On Contributions, Pride and Cockiness
At MariaDB Foundation, we are proud of MariaDB Server getting plenty of contributions. But we don’t want to get cocky, so here is an update about where we stand, and what we want to make happen.
First, we have shown our contribution pride in several places. On 15 February 2019, I tweeted
On code contributions, #MariaDB beats #MySQL 1009 to 247: We have over a thousand (1009) closed pull requests on github (and 179 open), MySQL has 247 closed (1 open). https://t.co/32NIuMMTvc pic.twitter.com/ZZcRBdk939
— Kaj Arnö (@kajarno) February 15, 2019
Repeating: On code contributions, #MariaDB beats #MySQL 1009 to 247: We have over a thousand (1009) closed pull requests on GitHub (and 179 open), MySQL has 247 closed (1 open).
In our Annual Report 2018, we spent several pages, talking about pull requests and patches, showing code contribution statistics. We ranked our top 30 individual committers, both 2018 and all-time, 2009-2018. We are grateful for the contributions, and we want to keep them coming.
At the same time, we are far from perfect. Part of the contributions come from Tempesta, which is a subcontractor to MariaDB Corporation and hence only semi-external. Moreover, we have a sizable backlog of contributions, meaning there are contributors who have submitted pull requests over GitHub, but their contributions are not yet merged into the code base. They are waiting, and we are frustrating them. This is disappointing for all: MariaDB Foundation leaves opportunities to improve MariaDB Server on the table, the contributors don’t see their hard work go live and become demotivated, and the users of MariaDB don’t get to use the new functionality. Seems like a no-brainer for us to improve the process.
Which is what we are setting out to do. After some internal meetings, we touched base with our most prolific contributor, Daniel Black of IBM – most prolific as measured by the absolute number of pull requests. The goal was to improve our contribution handling, or in slightly more technical lingo, our pull request handling. We want to get rid of the backlog, in a reasonable time, if possible without adding further resources to the equation. We stated the problem as follows:
End goal
- Reduce backlog of open pull requests
- Motivate contributors to make more contributions
Method of achieving goal
- Clearly set expectations of contributors
- Document, refine, improve the pull request handling process
Specifically, we wanted to test a few hypotheses:
1. Waiting is bad, seeing one’s merged contribution being revoked is worse. Daniel confirmed this. We will thus not change the policy of being very restrictive with our merges, rather erring on the side of carefulness, and merge only in a sustainable way.

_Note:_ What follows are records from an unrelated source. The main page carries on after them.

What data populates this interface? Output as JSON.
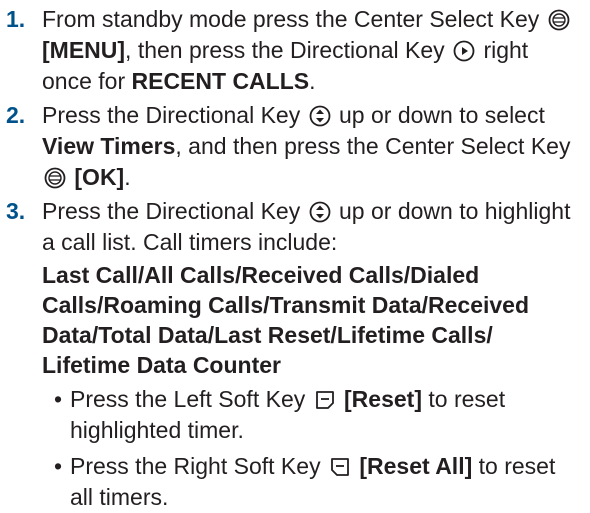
{
  "steps": [
    {
      "number": "1.",
      "t1": "From standby mode press the Center Select Key",
      "t2": "[MENU]",
      "t3": ", then press the Directional Key",
      "t4": "right once for",
      "t5": "RECENT CALLS",
      "t6": "."
    },
    {
      "number": "2.",
      "t1": "Press the Directional Key",
      "t2": "up or down to select",
      "t3": "View Timers",
      "t4": ", and then press the Center Select Key",
      "t5": "[OK]",
      "t6": "."
    },
    {
      "number": "3.",
      "t1": "Press the Directional Key",
      "t2": "up or down to highlight a call list. Call timers include:",
      "list": "Last Call/All Calls/Received Calls/Dialed Calls/Roaming Calls/Transmit Data/Received Data/Total Data/Last Reset/Lifetime Calls/ Lifetime Data Counter",
      "bullets": [
        {
          "a": "Press the Left Soft Key",
          "b": "[Reset]",
          "c": "to reset highlighted timer."
        },
        {
          "a": "Press the Right Soft Key",
          "b": "[Reset All]",
          "c": "to reset all timers."
        }
      ]
    }
  ],
  "icons": {
    "center_select": "center-select-key-icon",
    "dir_right": "directional-right-icon",
    "dir_updown": "directional-up-down-icon",
    "left_soft": "left-soft-key-icon",
    "right_soft": "right-soft-key-icon"
  }
}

2. Context switches are bad; interactivity could speed up the process. Meaningful contributions are non-trivial, and it takes time to dive into them for the reviewer. The reviewer may have detailed questions, which again may take time for the contributor to answer. Our idea is to introduce a semi-mandatory initial contact between the reviewer and the contributor, reasonably soon after the submission, where the reviewer gives the first feedback to the contributor, asking for clarifications, and setting expectations on the duration of the merge process. Merges don’t happen continuously but at particular sprints, and we had better set the contributor expectations properly, because the road can be long from submitting a patch to seeing it released live.
Daniel agreed with the reasoning. Our plan is to verify with all reviewers that they are ready to do this initial review, and whether it can usually be done within a fairly short time (barring conferences and yearly holidays). And our plan is for the review to happen over Zulip in an IRC-like text interaction. If the contributor and reviewer so desire, they can make the interaction over video, with whatever their appropriate joint tool may be.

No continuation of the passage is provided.